„Das Pendel schlägt zurück“

Firmen in Familienhand sind sozialer orientiert als Großkonzerne. Nur hindern sie interne Streitigkeiten daran, ihre Potenziale auch zu vermarkten, sagt Unternehmensforscher Knut Lange

INTERVIEW: SVEN PRANGE

taz: Herr Lange, nachdem Familienunternehmen Jahre lang als altbacken abgetan worden sind, haben sie spätestens seit der Heuschreckendebatte wieder einen guten Ruf. Zu Recht?

Knut Lange: In der Tat, jetzt schwingt das Pendel zurück. Die großen Konzerne mit ihrem Shareholder-Value-Gedanken gelten nicht mehr als zukunftsfähig. Dagegen versuchen Familienunternehmen häufig noch, sozial zu agieren.

Über wen sprechen wir eigentlich, wenn wir Familienunternehmen sagen? Letztlich ist etwa ein Großkonzern wie Bertelsmann, Dr. Oetker oder die WAZ genauso in Familienhänden wie der Mittelständler um die Ecke.

Familienunternehmen heißt nicht gleich Mittelstand. Das können sowohl echte Konzerne als auch ganz kleine Betriebe sein. Familienunternehmen beschreibt keine Größe. Dennoch gibt es Spezifika, die alle Familienunternehmen vereinen.

Zum Beispiel?

Die Masse hat Nachfolgesorgen, viele haben Probleme, Finanzquellen aufzutun oder junge, erfolgreiche Hochschulabsolventen zu finden. Dazu können Probleme in der Familie auf das Unternehmen durchschlagen.

Die zwischenmenschlichen Beziehungen in einer Familie haben neben dem Vorteil der Nähe auch den Nachteil, dass sich Familienspannungen auf das Geschäft auswirken.

Bei großen Familien entstehen immer Spannungen, die das Unternehmen gefährden. Die sitzen auf Goldklumpen und kommen da aber nicht ran, wenn sich nicht alle einig sind, das Unternehmen zu verkaufen. Sie müssen lernen, ihre Familie zu managen, sonst fliegt das Unternehmen auseinander. Bei Bertelsmann zum Beispiel konnte man das zuletzt sehen: Da stirbt der Besitzer, dann wird von der Erbin der Manager entlassen und der gesamte Konzern anders ausgerichtet.

Wie Bertelsmann gelten Familienunternehmen vom alten Schlag als autoritär geführt, unbeweglich und konservativ. Stimmt das?

Viele Familienunternehmen sind noch sehr patriarchalisch geführt. Oft tritt aber erst jetzt die erste Generation nach dem Krieg ab, die waren sehr bodenständig und autoritär. Die Jüngeren sind anders, die haben studiert, waren zum Teil im Ausland, da gibt es die Bereitschaft zur Veränderung.

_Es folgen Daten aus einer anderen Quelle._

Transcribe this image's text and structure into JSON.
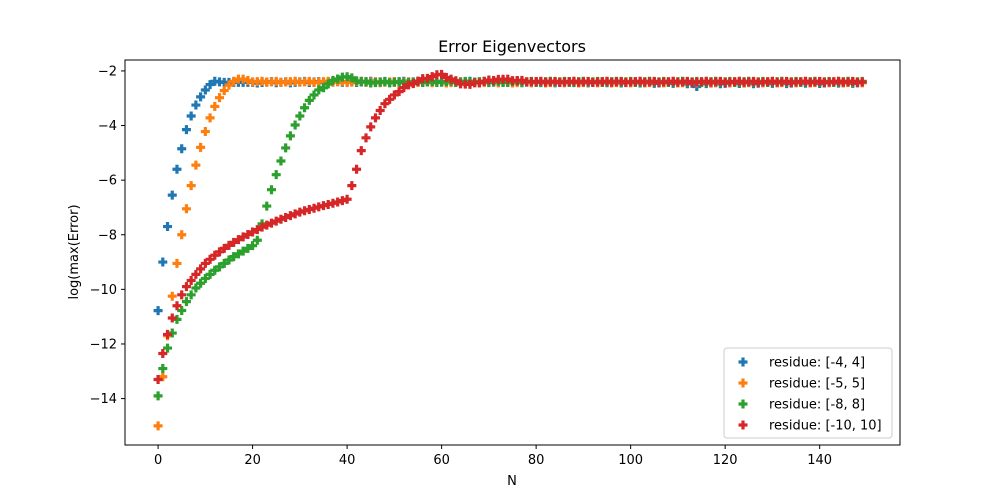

Ist es an Rhein und Ruhr schwieriger, einen kleinen Markennamen aufzubauen als im Sauerland oder in Baden-Württemberg? Hier ziehen die Großkonzerne doch alle Aufmerksamkeit auf sich

Auch im Ruhrgebiet sind viele Familienunternehmen. Aber natürlich müssen die viel mehr um öffentliche Aufmerksamkeit buhlen, als einer auf der Schwäbischen Alb, der dort größter Arbeitgeber im Städtchen ist.

Viele Unternehmer aus dem Mittelstand klagen über die hohen Kosten in Deutschland. Zu Recht?

Der deutsche Mittelstand ist generell zu finanzschwach. Die Steuerpolitik hat es zu lange als nicht attraktiv angesehen, wenn Geld im Unternehmen bleibt. Wir haben eine zu geringe Eigenkapitalquote. Jede Menge politische Rahmenbedingungen könnten verbessert werden, rot-grün hat Politik für das internationale Großkapital gemacht. Das liegt auch daran, dass die meisten Politiker das normale Familienunternehmen gar nicht kennen.

Also das Familienunternehmen als tragisches Opfer der Globalisierung?

Nein. Sie tragen da zum Teil auch selbst Schuld dran. Die Unternehmen müssen sich besser aufstellen. Der Firmenchef alter Schule etwa hat in der Regel ein unterentwickeltes Controlling. Das kann man sich nicht mehr leisten. Dazu müssen sie flexibler werden, sich neue Finanzquellen zu erschließen. Die Angst vor Private Equity ist übertrieben.